In this segment I’ll be shedding some light on the different beer styles, what makes them different from other beers and give a few examples of great beers within the style.
Brewed to compete with pale lagers, golden ales originated in the UK and Australians have embraced them as one of our favourite styles. These days golden/blonde ales are brewed throughout the world and take on regional complexities while sharing some common qualities.
Whichever way you swing, golden ales are what most would expect a beer to look like; crystal clear, light in colour, sparkling and a thick head that lingers. They’re also really easy to drink!
What makes a Golden Ale?
Appearance: Straw to golden in colour, effervescent and a thick fluffy head.
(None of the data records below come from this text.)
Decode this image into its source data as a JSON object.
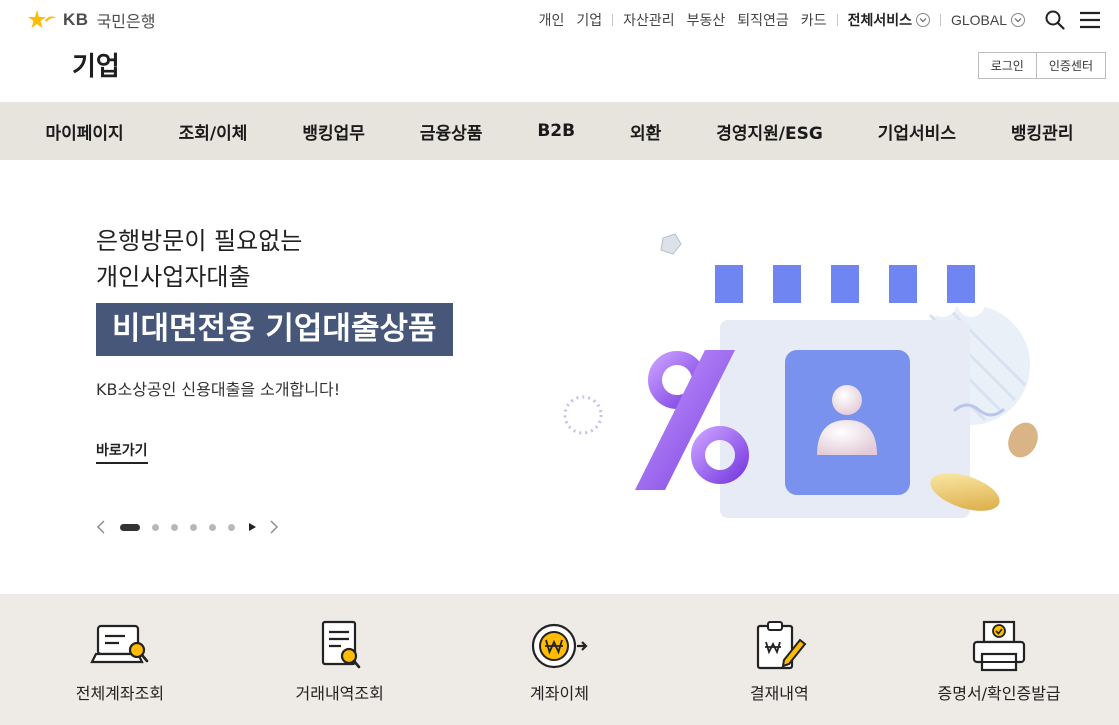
{
  "brand": {
    "logo_latin": "KB",
    "logo_korean": "국민은행"
  },
  "section_title": "기업",
  "util_nav": {
    "links": [
      "개인",
      "기업",
      "자산관리",
      "부동산",
      "퇴직연금",
      "카드"
    ],
    "all_services": "전체서비스",
    "global": "GLOBAL"
  },
  "auth": {
    "login": "로그인",
    "cert_center": "인증센터"
  },
  "gnb": [
    "마이페이지",
    "조회/이체",
    "뱅킹업무",
    "금융상품",
    "B2B",
    "외환",
    "경영지원/ESG",
    "기업서비스",
    "뱅킹관리"
  ],
  "hero": {
    "line1": "은행방문이 필요없는",
    "line2": "개인사업자대출",
    "headline": "비대면전용 기업대출상품",
    "description": "KB소상공인 신용대출을 소개합니다!",
    "cta": "바로가기",
    "slides_total": 6,
    "slide_active": 1
  },
  "quick_menu": [
    {
      "label": "전체계좌조회",
      "icon": "account-search-icon"
    },
    {
      "label": "거래내역조회",
      "icon": "transaction-search-icon"
    },
    {
      "label": "계좌이체",
      "icon": "won-transfer-icon"
    },
    {
      "label": "결재내역",
      "icon": "approval-document-icon"
    },
    {
      "label": "증명서/확인증발급",
      "icon": "certificate-printer-icon"
    }
  ],
  "colors": {
    "brand_yellow": "#ffbc00",
    "gnb_bg": "#e7e3dd",
    "headline_bg": "#465779",
    "quick_bg": "#eeebe7",
    "accent_purple": "#8b4fe0"
  }
}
Aroma: Usually malt forward with some hop aromas and yeasty esters. Overall the aroma should be sweet and light where each component is balanced nicely.
Flavour: Crisp and clean should be your first thought. A light to moderate bitterness will support the malty sweetness, but not dominate the flavours. Hop flavours aren’t a necessity, though if they aren’t present you’ll probably find more flavour out of the yeast.
Bottom Line: It needs to be crisp and clean with subtle and balanced flavours.
- Bridge Road Golden Ale: Crisp and refreshing with fruity flavours.
- Kooinda Valhalla Golden Ale: This is my favourite Aussie Golden Ale. It has lovely floral aromas with a biscuity malt finish.
- Six String Golden Ale: This one has a stronger hop presence but maintains the malt balance nicely.